Research has not backed up these fears though. The nonprofit research group the Institute for Women’s Policy Research conducted a cost-benefit analysis of sick leave laws almost everywhere they come to a vote. Their results are always the same: The estimated cost of paid sick leave (around 19 cents per hour per employee) is significantly outweighed by the savings due to reduced turnover and increased productivity.

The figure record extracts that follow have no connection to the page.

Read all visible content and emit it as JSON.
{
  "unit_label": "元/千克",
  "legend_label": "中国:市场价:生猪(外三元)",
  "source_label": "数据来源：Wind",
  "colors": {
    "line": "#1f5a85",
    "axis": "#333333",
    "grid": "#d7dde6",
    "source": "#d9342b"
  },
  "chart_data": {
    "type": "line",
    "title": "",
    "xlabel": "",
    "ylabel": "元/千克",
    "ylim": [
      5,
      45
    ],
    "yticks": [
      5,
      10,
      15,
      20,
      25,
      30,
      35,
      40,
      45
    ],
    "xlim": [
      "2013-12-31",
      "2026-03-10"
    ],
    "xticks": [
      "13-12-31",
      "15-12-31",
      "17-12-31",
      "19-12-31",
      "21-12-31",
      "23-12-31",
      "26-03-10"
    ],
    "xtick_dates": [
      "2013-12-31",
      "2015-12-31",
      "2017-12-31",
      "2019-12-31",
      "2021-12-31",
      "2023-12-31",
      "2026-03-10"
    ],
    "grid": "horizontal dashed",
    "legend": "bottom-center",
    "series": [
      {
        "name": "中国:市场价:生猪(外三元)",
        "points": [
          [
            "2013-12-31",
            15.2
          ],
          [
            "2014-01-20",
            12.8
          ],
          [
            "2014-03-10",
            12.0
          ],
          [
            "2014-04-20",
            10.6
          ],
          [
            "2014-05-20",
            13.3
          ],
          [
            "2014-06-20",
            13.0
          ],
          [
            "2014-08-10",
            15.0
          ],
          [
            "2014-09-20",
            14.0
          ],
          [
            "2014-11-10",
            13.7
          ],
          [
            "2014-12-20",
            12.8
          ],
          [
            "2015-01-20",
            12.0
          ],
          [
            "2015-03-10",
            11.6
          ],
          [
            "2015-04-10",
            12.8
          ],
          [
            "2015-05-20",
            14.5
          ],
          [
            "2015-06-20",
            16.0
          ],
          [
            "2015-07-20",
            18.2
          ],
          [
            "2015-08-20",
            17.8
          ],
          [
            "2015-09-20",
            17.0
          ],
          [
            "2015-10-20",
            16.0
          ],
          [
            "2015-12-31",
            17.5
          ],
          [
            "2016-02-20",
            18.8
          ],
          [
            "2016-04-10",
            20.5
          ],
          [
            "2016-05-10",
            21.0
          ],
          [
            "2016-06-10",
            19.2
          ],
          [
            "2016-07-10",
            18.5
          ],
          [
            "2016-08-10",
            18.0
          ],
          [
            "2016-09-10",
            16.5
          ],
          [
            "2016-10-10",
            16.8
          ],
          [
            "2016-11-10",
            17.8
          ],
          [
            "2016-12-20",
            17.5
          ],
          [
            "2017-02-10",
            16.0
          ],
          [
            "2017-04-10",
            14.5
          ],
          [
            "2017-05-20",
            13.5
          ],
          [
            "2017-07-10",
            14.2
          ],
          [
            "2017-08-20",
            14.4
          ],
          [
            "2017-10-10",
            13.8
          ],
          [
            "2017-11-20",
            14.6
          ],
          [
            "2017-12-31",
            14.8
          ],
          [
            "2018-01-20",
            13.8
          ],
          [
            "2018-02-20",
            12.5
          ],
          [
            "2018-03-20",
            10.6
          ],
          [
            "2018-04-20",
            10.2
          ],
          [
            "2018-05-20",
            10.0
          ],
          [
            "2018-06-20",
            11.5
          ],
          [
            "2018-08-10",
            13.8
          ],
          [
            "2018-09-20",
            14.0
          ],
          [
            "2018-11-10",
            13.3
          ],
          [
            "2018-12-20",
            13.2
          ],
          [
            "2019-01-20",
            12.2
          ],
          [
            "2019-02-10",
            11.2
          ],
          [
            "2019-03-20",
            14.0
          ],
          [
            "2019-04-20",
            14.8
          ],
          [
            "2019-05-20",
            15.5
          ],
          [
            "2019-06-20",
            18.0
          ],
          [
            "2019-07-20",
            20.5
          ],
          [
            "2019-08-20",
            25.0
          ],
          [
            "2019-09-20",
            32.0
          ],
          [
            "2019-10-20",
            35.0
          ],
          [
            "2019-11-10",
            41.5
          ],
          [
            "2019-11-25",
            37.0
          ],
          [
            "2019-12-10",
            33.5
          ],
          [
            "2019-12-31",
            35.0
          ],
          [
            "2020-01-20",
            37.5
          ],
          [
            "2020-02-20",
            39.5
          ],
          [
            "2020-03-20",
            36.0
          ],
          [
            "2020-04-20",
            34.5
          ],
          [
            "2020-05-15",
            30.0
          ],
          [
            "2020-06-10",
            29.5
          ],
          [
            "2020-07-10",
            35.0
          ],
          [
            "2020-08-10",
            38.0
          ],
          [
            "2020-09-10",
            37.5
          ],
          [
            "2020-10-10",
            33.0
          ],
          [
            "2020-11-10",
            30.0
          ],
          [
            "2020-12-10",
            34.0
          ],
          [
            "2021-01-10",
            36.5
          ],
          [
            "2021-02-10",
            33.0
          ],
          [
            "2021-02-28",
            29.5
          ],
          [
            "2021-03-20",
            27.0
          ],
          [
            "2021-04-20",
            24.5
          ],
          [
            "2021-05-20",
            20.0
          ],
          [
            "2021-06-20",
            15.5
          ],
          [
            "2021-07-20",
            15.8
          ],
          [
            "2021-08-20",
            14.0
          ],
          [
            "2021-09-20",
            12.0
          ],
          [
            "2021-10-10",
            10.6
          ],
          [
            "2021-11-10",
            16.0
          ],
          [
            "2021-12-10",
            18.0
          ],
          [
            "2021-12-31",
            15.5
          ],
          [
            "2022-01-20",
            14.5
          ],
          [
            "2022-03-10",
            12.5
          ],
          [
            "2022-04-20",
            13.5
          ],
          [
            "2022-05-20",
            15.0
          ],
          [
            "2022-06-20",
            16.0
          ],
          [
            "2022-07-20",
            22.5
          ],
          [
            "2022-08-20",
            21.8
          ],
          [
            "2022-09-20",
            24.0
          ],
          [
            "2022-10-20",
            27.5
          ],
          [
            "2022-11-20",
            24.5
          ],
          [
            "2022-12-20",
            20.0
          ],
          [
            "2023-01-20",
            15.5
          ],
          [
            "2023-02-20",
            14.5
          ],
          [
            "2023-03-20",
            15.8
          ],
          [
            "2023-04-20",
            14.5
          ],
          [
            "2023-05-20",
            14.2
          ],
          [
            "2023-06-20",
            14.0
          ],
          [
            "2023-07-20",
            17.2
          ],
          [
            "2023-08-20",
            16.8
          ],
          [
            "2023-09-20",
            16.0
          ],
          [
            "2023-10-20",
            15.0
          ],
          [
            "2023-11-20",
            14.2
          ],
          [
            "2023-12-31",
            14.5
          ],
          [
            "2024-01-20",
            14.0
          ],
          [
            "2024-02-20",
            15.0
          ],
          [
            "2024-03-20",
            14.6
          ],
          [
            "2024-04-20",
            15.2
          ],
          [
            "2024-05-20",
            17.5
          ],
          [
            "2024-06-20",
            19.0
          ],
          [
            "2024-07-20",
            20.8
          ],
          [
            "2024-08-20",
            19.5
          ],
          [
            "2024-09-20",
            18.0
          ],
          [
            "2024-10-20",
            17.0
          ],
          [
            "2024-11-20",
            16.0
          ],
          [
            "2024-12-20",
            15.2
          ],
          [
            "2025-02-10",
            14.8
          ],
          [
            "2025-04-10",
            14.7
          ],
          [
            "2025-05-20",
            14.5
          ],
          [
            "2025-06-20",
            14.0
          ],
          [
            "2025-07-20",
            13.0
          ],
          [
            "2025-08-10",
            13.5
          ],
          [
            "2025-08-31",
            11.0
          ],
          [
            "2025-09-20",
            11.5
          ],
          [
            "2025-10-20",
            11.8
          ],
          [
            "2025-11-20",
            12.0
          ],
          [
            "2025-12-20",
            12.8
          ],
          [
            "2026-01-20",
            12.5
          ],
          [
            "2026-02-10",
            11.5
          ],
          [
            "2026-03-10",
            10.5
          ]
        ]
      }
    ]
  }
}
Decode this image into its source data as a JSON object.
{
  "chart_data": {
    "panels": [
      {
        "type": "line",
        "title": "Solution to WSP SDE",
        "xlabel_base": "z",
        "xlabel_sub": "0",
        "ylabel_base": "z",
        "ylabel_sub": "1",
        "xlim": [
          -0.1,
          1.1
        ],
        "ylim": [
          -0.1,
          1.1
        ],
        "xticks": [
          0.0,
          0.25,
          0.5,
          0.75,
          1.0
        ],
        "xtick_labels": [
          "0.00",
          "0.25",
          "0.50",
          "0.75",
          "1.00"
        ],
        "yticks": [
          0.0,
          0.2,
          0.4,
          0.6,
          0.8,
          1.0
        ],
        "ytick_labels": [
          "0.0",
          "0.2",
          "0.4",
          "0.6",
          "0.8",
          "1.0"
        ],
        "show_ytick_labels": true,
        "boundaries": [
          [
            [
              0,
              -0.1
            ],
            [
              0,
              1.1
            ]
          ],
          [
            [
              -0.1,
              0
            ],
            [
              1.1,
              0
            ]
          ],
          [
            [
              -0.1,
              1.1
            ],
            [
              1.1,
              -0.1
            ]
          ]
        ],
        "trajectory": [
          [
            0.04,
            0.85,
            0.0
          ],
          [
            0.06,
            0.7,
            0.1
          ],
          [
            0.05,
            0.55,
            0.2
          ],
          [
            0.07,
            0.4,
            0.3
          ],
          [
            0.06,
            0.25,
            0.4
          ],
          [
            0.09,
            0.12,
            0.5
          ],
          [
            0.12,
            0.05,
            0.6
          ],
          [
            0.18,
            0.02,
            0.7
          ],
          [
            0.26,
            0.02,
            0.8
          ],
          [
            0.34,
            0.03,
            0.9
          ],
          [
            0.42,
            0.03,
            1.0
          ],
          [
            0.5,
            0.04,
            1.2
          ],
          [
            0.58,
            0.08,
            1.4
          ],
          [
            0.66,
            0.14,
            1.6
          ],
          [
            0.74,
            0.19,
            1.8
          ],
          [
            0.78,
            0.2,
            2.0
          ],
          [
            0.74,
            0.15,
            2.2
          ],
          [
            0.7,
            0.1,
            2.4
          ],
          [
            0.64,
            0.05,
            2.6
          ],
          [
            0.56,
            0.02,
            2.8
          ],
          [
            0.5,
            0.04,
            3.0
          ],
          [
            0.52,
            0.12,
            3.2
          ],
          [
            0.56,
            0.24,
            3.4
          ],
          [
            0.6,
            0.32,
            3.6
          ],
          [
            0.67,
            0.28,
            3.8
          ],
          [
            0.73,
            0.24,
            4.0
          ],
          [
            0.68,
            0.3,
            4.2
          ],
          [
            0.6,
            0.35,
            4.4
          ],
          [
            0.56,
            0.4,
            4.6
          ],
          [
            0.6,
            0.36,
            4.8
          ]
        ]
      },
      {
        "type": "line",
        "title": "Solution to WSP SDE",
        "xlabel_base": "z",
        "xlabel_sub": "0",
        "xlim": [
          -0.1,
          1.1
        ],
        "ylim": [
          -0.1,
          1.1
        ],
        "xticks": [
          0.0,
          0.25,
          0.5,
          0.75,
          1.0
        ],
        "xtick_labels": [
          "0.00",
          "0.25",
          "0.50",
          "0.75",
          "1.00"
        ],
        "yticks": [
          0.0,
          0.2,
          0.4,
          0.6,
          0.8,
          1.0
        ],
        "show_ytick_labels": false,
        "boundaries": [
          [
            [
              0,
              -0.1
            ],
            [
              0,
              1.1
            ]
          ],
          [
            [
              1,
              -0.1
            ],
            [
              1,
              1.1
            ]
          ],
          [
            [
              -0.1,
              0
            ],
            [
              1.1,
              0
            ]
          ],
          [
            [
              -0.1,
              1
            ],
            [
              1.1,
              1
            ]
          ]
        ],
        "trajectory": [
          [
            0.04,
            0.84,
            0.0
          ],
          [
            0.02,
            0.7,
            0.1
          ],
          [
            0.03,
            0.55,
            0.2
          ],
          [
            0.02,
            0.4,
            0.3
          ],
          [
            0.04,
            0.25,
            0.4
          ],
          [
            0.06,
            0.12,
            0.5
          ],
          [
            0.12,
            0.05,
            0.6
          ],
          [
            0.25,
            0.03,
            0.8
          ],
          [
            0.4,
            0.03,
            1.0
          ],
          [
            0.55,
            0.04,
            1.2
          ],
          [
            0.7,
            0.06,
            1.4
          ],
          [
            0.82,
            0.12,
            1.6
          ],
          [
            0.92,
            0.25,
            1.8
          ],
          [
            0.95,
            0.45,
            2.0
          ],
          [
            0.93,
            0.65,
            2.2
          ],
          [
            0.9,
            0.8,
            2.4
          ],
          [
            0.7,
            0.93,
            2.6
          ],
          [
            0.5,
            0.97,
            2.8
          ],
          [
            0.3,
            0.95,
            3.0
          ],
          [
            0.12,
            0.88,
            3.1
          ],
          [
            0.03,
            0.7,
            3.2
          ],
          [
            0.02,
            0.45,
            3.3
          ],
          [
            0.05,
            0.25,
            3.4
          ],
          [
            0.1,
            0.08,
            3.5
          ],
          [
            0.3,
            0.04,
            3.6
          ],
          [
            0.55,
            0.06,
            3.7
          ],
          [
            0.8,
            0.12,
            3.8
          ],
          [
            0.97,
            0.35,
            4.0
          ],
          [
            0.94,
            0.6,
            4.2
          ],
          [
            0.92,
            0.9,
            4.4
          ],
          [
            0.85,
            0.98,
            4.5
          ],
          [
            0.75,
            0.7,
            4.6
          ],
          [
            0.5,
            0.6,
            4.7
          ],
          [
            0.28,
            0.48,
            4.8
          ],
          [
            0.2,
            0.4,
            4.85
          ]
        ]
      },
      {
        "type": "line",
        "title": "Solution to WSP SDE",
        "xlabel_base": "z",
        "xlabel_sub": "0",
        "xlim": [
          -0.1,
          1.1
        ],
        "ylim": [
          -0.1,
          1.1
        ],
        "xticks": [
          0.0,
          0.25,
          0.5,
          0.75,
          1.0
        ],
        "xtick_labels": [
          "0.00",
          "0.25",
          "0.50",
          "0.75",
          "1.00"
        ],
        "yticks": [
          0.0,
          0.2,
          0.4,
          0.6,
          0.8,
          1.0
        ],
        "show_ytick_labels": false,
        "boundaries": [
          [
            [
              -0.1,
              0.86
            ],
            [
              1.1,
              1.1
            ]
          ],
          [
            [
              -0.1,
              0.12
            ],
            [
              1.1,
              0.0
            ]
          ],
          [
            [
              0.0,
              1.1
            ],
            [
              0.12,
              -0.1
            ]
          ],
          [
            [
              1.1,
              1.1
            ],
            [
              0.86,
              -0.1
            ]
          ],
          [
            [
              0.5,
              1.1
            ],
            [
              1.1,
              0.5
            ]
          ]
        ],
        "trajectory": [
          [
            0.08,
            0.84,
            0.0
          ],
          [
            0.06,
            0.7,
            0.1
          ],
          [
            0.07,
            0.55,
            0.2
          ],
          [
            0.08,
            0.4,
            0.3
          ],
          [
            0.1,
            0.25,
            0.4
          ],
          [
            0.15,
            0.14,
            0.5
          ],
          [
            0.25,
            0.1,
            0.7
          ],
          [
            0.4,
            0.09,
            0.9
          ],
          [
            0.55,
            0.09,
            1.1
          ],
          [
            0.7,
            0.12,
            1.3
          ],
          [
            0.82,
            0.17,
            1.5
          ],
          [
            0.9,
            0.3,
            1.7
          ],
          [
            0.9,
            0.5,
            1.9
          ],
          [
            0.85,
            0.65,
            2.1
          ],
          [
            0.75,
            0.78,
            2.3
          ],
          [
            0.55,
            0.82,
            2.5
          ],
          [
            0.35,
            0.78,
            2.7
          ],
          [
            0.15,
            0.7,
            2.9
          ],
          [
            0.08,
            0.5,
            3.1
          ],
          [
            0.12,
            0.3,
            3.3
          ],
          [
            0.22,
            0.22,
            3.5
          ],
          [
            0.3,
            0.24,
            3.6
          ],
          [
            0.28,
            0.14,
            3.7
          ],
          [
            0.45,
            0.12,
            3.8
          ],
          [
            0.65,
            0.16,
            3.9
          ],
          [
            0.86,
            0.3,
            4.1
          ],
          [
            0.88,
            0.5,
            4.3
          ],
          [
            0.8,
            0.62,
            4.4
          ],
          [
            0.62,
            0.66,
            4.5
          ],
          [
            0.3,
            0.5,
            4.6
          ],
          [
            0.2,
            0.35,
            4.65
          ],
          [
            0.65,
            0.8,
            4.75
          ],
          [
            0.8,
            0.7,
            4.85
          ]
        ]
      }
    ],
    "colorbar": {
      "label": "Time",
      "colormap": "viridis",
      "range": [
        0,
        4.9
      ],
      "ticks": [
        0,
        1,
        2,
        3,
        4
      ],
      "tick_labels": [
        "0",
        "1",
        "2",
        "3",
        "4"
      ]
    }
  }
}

The institute also calculated significant savings for the government in terms of fewer emergency room visits, fewer nursing home stays, and more limited virus outbreaks.
A study published last year analyzing the flu pandemic of 2009 found that a lack of paid sick leave contributed to an estimated 6.2 million cases.
Opposition, however, is sizable and steadfast. In 2011, Denver voted down a paid leave bill almost 2 to 1, and Wisconsin Gov. Scott Walker banned any locality from passing paid sick leave regulations, nullifying the law that Milwaukee passed in 2008. And last September, the board of commissioners in Orange County, Fla., knocked paid sick leave off the upcoming ballot, despite 50,000 citizen signatures in support of it. It later emerged that the board had been in close contact with lobbyists for The Walt Disney Company, operators of the Walt Disney World Resort, and for Darden Restaurants, which owns Red Lobster and Olive Garden.
For people who lack paid sick leave and hope to follow Portland’s example, Rizzio has one piece of advice: “Organize.”